Like most people, you’ve probably enjoyed a game of bowling once or even many times. However, you might not know about its amazing history and surprising origins. Here are some interesting facts about bowling you can share with friends and family the next time you head out to the lanes!
1) The first indoor bowling lanes were built in New York City in 1840. By the end of the 1800s there were more than 200 bowling alleys just in New York City.
2) With 114 lanes the Inazawa Grand Bowl in Japan is the largest bowling center in the world.
3) Of all sports in America, bowling has the highest participation.
4) Bowling balls used to be made from wood until the early 1900s. Today, they’re made using polyester or plastic.
5) The machine at the end of the lane is called a “pinsetter” and was named after the original people who used to manually reset the pins, clear fallen pins and return the ball to the player.
6) By tradition, bowling lanes are constructed using exactly 39 strips of wood with sugar maple and pine as the traditional wood choice.
7) The modern form of bowling began in Germany around 300 AD as a religious ritual to absolve people of their sins.
8) Bowling lanes were built in the West Wing of the White House as a birthday gift to President Truman. Nixon would later add more lanes since he and his wife loved to bowl.
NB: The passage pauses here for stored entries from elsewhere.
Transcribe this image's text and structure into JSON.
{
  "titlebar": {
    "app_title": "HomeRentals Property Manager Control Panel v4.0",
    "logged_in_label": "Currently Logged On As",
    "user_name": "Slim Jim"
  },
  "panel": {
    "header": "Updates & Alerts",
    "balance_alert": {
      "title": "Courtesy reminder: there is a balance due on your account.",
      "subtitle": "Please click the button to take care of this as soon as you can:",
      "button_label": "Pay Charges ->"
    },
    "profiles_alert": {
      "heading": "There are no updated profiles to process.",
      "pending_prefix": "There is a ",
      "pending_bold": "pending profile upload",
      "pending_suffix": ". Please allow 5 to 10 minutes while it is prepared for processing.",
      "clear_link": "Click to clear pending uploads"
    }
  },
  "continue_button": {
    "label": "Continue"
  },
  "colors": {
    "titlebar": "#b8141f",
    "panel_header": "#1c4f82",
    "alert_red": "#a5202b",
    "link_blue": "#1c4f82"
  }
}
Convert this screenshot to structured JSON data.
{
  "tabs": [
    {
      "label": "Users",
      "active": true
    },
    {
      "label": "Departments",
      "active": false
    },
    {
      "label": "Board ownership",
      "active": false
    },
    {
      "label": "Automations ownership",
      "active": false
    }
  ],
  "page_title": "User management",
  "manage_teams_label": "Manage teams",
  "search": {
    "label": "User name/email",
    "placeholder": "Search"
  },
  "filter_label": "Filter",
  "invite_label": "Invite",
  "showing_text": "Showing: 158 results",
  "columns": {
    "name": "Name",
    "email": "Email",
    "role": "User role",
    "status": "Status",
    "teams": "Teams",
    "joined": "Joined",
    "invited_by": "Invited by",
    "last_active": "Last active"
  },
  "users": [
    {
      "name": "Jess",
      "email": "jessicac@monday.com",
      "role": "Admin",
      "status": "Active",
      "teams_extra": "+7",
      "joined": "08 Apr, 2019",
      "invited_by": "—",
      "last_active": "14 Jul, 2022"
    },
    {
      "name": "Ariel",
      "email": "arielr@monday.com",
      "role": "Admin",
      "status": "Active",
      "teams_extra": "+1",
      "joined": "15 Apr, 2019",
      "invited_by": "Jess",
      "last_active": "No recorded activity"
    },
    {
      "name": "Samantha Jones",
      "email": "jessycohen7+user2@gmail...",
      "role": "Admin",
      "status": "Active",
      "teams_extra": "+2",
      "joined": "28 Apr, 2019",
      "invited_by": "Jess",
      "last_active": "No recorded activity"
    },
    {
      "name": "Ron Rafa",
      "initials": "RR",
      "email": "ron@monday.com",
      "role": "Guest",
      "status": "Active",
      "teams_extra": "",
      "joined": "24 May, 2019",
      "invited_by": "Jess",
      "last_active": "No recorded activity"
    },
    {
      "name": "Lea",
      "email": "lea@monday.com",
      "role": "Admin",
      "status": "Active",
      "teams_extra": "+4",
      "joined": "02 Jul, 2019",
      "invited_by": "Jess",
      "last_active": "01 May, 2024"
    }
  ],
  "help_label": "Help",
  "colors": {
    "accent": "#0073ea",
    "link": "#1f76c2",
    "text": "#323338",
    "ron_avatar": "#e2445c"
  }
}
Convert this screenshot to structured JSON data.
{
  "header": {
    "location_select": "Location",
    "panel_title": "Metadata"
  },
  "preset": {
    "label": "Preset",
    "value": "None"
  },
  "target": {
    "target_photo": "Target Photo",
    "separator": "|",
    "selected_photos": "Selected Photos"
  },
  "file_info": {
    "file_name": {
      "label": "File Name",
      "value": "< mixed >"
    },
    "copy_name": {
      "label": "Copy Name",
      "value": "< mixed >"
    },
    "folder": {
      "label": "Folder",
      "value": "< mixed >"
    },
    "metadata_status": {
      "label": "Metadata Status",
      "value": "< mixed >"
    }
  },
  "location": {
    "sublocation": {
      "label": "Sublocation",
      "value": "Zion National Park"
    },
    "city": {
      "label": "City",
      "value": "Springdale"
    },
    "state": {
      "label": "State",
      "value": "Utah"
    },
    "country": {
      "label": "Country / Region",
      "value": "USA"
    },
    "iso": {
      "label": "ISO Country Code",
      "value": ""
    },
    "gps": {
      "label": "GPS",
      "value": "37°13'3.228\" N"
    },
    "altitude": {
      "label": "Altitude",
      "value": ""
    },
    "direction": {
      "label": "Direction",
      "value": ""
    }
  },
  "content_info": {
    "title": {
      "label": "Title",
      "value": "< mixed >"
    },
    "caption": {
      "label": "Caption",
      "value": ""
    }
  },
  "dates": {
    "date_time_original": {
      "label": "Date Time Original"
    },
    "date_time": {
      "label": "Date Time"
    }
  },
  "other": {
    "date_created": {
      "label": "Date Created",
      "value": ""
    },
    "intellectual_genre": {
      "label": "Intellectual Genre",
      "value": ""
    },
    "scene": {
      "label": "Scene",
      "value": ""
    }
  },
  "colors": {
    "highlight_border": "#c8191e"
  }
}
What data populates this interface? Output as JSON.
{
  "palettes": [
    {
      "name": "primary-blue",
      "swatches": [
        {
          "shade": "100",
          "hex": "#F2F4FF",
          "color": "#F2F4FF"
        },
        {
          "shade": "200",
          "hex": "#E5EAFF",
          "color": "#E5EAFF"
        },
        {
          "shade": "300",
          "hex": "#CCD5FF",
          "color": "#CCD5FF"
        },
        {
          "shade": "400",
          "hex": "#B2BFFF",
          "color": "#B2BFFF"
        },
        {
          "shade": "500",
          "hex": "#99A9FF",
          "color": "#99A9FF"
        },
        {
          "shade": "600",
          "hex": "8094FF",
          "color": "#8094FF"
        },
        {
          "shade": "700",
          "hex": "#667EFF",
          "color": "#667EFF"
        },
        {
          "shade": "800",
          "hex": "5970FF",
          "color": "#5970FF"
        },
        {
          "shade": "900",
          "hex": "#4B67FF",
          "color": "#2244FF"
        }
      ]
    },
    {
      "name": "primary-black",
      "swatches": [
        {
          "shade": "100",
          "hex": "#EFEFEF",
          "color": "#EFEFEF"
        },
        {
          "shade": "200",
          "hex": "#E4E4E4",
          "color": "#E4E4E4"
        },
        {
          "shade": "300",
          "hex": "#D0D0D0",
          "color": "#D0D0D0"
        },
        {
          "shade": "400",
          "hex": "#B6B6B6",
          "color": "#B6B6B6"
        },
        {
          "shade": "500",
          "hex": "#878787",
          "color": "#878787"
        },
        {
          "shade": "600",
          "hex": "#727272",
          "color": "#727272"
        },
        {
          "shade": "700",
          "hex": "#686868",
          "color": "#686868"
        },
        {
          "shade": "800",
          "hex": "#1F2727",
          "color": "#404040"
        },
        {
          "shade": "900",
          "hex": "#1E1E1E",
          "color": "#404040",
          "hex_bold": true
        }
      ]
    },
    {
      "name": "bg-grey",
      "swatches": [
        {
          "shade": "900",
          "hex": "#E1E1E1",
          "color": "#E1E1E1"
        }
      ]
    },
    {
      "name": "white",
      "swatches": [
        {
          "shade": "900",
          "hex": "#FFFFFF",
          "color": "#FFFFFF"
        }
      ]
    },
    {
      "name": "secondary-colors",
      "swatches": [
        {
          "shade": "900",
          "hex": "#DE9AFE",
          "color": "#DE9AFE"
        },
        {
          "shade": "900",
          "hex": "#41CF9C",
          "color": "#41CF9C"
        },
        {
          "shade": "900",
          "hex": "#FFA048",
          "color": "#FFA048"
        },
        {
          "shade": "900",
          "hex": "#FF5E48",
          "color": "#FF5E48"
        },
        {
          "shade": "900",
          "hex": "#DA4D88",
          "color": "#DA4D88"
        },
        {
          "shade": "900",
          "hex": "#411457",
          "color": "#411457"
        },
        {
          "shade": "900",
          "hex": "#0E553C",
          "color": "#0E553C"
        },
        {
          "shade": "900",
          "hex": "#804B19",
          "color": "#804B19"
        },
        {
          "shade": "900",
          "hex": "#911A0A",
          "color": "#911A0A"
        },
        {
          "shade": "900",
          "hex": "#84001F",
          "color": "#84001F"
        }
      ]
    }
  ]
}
9) Bowling uses ten pins today but began with nine pins. The tenth pin was added since the nine-pin game was outlawed due to its link to gambling. The nine-pin game is still banned in all states except Texas.
10) In order to keep his troops focused on archery, King Edward III outlawed bowling in 1366.
11) Bowling balls can officially have up to 12 holes so long as each hole has a use.
12) A British anthropologist, Sir Flinders Petrie, found objects in an Egyptian grave belonging to a child that appear to be an early form of bowling. If his theory is correct, then bowling dates to 3200 BC. Bowling also has origins in ancient Rome and Greece.
“That's the first thing they teach you in bowling, by the way. Don't press the ball against your nose. The other one is don't lick the pins."